I don't think that's it. Simultaneously, health care has seen the same massive growth of administration and shift of money away from the actual service (professors/physicians).
There is a huge new "student ethics" bureaucracy to handle that stuff that never used to exist. In the past, if you got drunk and did something you later regretted, that was your problem, as it is for any adult in the real world.
They were involved in a supervisory role. All male or all female dorms, mandatory on-campus housing, curfews, tightly controlled visitation and social events. Now, students get to do whatever they want and are only held to account after the fact. There is a huge ethics bureaucracy with committees conducting hearings, investigations, and various other CYA activities after the shit has hit the fan.

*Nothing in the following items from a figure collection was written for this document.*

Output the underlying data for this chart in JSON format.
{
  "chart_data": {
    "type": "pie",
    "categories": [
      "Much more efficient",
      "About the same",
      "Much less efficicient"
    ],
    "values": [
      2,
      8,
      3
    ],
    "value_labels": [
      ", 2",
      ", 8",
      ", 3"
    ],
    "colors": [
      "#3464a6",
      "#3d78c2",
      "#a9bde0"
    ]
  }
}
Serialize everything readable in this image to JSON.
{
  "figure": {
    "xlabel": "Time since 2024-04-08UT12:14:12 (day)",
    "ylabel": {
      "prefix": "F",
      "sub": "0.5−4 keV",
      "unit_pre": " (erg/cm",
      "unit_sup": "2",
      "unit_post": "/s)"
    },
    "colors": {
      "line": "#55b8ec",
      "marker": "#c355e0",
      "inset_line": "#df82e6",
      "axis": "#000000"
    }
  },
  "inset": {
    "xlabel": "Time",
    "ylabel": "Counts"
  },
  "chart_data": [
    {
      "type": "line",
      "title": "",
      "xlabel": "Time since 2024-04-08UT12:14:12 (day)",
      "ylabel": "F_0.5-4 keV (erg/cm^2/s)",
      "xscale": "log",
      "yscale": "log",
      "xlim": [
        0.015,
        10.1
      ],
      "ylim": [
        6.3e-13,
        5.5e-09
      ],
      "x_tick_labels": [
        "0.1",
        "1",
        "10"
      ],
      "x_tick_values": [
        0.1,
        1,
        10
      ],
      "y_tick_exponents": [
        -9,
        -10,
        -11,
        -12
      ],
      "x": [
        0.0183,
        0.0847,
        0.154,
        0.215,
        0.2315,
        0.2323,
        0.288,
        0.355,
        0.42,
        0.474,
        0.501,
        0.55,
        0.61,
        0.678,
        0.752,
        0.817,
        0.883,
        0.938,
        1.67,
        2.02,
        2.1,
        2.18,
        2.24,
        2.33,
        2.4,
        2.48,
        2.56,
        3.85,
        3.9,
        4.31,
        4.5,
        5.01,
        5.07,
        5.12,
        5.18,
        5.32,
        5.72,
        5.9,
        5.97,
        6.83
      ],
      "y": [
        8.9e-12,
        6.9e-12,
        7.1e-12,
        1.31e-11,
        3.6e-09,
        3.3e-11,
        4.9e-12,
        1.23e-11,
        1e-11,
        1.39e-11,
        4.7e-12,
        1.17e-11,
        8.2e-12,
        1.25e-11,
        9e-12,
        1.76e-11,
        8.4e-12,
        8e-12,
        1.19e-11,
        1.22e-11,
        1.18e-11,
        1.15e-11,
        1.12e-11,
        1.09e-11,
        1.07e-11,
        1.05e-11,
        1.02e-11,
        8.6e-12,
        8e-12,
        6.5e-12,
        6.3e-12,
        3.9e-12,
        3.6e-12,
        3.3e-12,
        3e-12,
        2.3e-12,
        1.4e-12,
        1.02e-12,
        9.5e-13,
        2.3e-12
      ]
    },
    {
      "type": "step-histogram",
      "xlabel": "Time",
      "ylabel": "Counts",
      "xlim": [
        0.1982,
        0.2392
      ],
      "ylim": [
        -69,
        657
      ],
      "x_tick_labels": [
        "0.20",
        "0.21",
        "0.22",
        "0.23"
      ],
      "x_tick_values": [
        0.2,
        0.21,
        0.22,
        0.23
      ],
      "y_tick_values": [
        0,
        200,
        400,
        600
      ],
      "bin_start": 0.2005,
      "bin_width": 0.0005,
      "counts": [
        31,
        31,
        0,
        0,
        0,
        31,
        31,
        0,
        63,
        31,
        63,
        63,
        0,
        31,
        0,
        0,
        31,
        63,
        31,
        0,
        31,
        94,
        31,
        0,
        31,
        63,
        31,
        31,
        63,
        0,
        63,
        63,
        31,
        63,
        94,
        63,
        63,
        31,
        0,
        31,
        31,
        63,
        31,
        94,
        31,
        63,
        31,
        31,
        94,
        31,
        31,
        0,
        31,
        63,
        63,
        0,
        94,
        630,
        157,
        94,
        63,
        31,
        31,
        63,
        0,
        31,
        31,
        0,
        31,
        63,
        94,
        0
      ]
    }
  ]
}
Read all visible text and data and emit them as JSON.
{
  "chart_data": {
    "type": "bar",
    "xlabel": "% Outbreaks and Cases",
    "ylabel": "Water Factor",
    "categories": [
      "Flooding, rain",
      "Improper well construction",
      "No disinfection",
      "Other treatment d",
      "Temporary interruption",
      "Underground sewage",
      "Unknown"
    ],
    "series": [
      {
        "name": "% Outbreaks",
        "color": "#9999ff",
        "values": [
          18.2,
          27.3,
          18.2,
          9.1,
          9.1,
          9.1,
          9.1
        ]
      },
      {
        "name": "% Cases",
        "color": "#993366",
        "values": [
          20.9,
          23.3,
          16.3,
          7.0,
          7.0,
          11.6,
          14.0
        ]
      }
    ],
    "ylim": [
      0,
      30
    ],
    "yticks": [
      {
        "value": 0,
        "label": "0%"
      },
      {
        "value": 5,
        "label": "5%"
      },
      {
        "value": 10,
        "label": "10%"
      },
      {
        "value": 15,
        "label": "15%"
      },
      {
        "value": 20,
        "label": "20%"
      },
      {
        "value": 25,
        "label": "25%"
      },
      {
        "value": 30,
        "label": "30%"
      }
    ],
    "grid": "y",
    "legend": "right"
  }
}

Exactly and eerily true. At my university there this is a category 2 serious incident; like a fire, flood or epidemic. Any student admitted to emergency medical care due to inebriation, means the Serious Incident Officer is involved. How the SIO is supposed to find out I don't know.
I struggle to understand why relatively high-level management or SIO needs to be paid to get involved in what another 'adult' does out side of lectures/labs and campus.
I haven't been in the sector long enough to have a real handle on when or why this shift happened, but from my perspective its the primary driver of the increasing administrative bloat. Schools are competing more on the intangibles, and so they need to invest more into these areas, which means more staff and more overhead.
Personally I think the whole university model isn't long for this world though as there are plenty of ways competency can be signaled apart from a fancy foil-stamped piece of paper and eventually when the costs of university education don't provide a positive return over any reasonable time horizon students are going to start looking for alternatives en masse and the market will innovate to meet that demand.